Official GDP figures for the quarter are scheduled to be released on February 27. Economists will be closely watching the data to confirm whether the estimated growth rate aligns with broader expectations of sustained economic resilience.
GVA Signals Broad-Based Improvement
Beyond headline GDP numbers, Gross Value Added is also expected to show improvement. Analysts estimate GVA growth for Q3 FY26 at around 8.0 percent, up from 6.5 percent in the same quarter last year. However, this would represent a slight moderation from the 8.1 percent recorded in the second quarter of the current financial year.
GVA is considered a key indicator because it measures the value of goods and services produced across various sectors, offering a clearer picture of underlying economic activity.
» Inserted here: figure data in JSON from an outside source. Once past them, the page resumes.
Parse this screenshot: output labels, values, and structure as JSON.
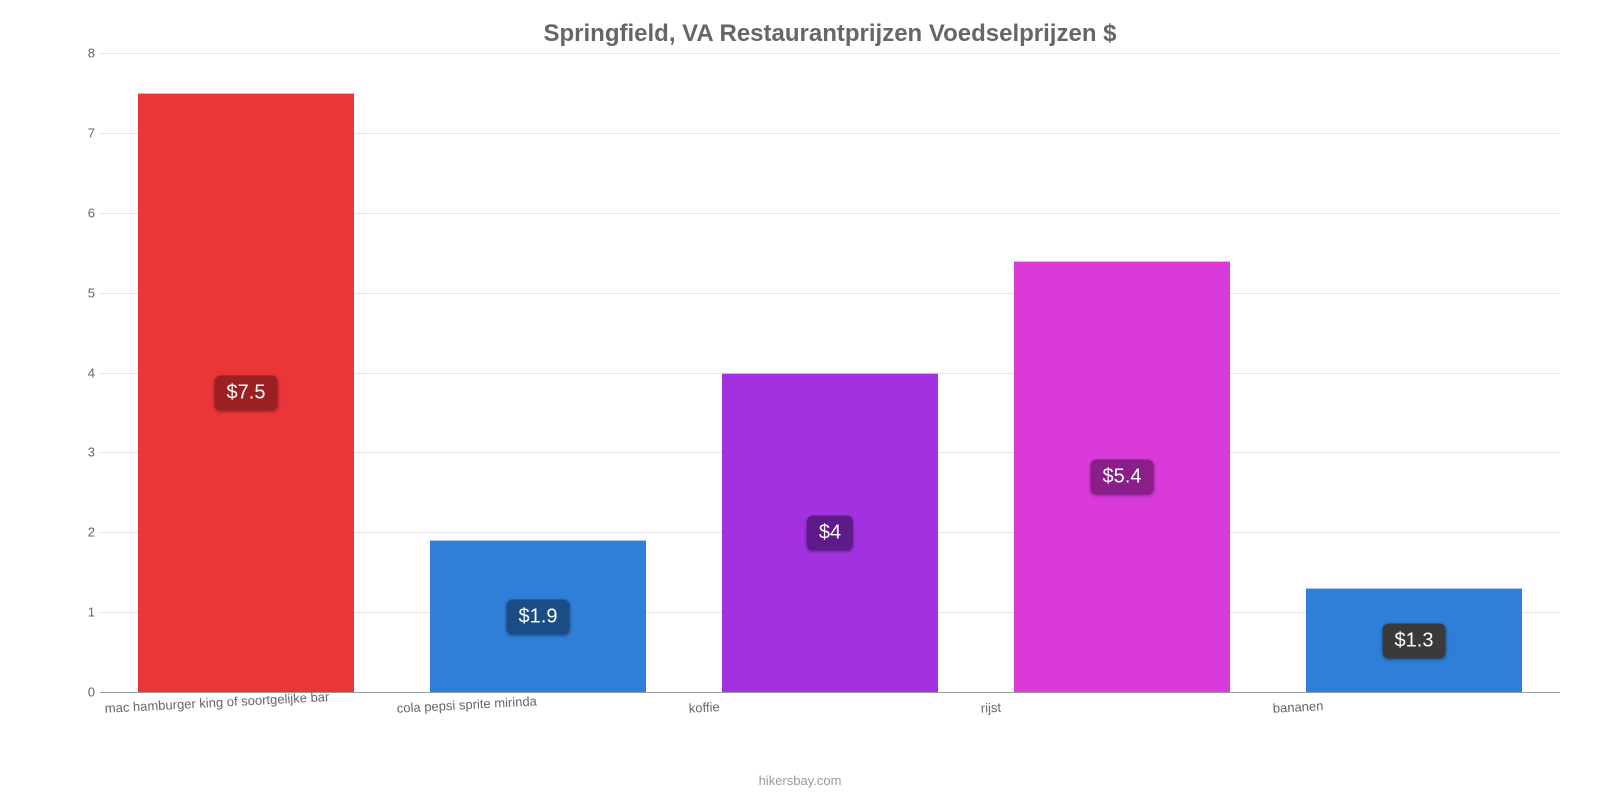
{
  "chart": {
    "type": "bar",
    "title": "Springfield, VA Restaurantprijzen Voedselprijzen $",
    "title_color": "#666666",
    "title_fontsize": 24,
    "background_color": "#ffffff",
    "grid_color": "#e6e6e6",
    "axis_color": "#999999",
    "label_color": "#666666",
    "label_fontsize": 13,
    "value_label_fontsize": 20,
    "bar_width": 0.74,
    "ylim": [
      0,
      8
    ],
    "yticks": [
      0,
      1,
      2,
      3,
      4,
      5,
      6,
      7,
      8
    ],
    "categories": [
      "mac hamburger king of soortgelijke bar",
      "cola pepsi sprite mirinda",
      "koffie",
      "rijst",
      "bananen"
    ],
    "values": [
      7.5,
      1.9,
      4,
      5.4,
      1.3
    ],
    "value_labels": [
      "$7.5",
      "$1.9",
      "$4",
      "$5.4",
      "$1.3"
    ],
    "bar_colors": [
      "#eb3639",
      "#2f7ed8",
      "#a232e0",
      "#d93ad9",
      "#2f7ed8"
    ],
    "label_bg_colors": [
      "#9c1f22",
      "#1a4d85",
      "#5f1a8a",
      "#8a1f8a",
      "#3a3a3a"
    ],
    "attribution": "hikersbay.com",
    "x_label_rotation_deg": -3
  }
}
The projected rise indicates that core sectors of the economy continued to perform steadily during the quarter.
Nominal GDP Growth Eases on Lower Inflation
While real GDP growth appears strong, nominal GDP growth is expected to show a softer trend. The report projects nominal growth at 8.5 percent for Q3 FY26, marginally lower than 8.7 percent in Q2 and significantly below the 10.3 percent recorded in the corresponding quarter last year.
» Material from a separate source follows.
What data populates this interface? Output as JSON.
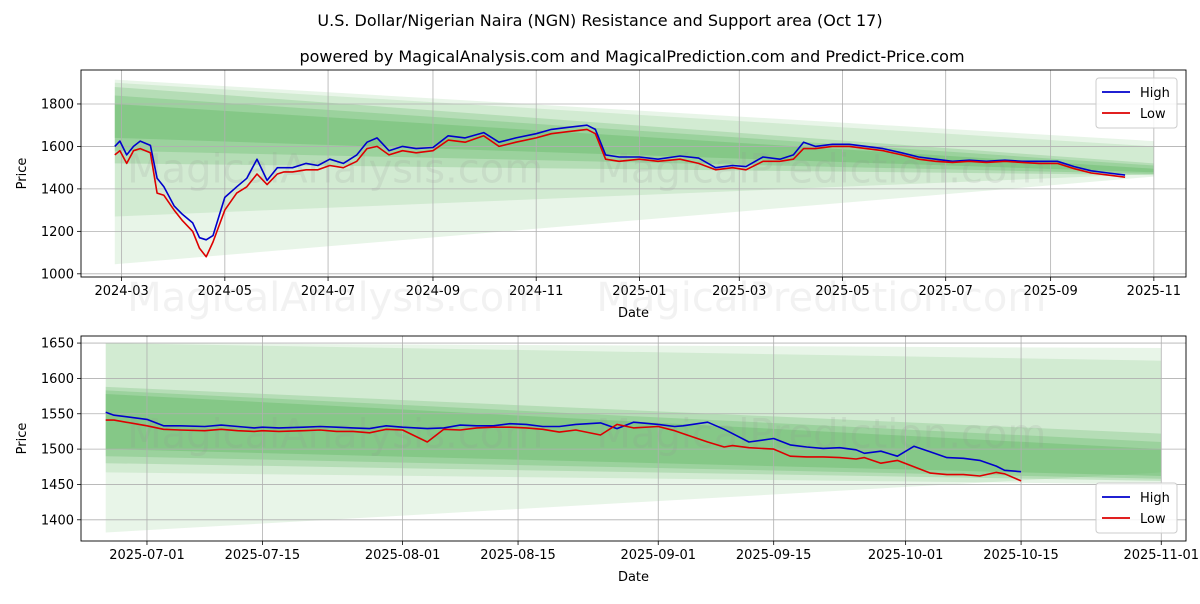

This moderation is largely attributed to a decline in the GDP deflator, a measure linked to inflation. As price pressures eased, the gap between real and nominal growth narrowed. Lower inflation typically reduces the nominal value of output even when actual production volumes remain robust.
Base Year Revision Adds Uncertainty
The bank has clarified that its projections are based on the existing GDP base year, noting that upcoming changes could alter the broader picture. The Ministry of Statistics and Programme Implementation is set to release GDP data using a revised base year of 2022–23.
Revisions to the base year are a routine statistical exercise aimed at better reflecting the current structure of the economy. However, such updates can lead to adjustments in previously published growth rates, making year-on-year comparisons more complex in the short term.
Outlook for FY26 and Beyond
Despite uncertainties linked to statistical revisions, the overall growth outlook for FY26 remains stable, according to the report. Early signals for FY27 also indicate that economic momentum may continue, supported by domestic demand and policy measures.
However, economists caution that annual growth projections may need recalibration once the impact of the new base year is fully understood. The upcoming data release is therefore expected to provide important clarity not only for the third quarter but also for the broader assessment of India’s economic trajectory.
Market participants, policymakers, and investors will be examining the revised figures closely to gauge trends in economic performance, inflation dynamics, and sectoral contributions.
The forthcoming GDP announcement is likely to play a significant role in shaping expectations for policy decisions and investment planning in the months ahead.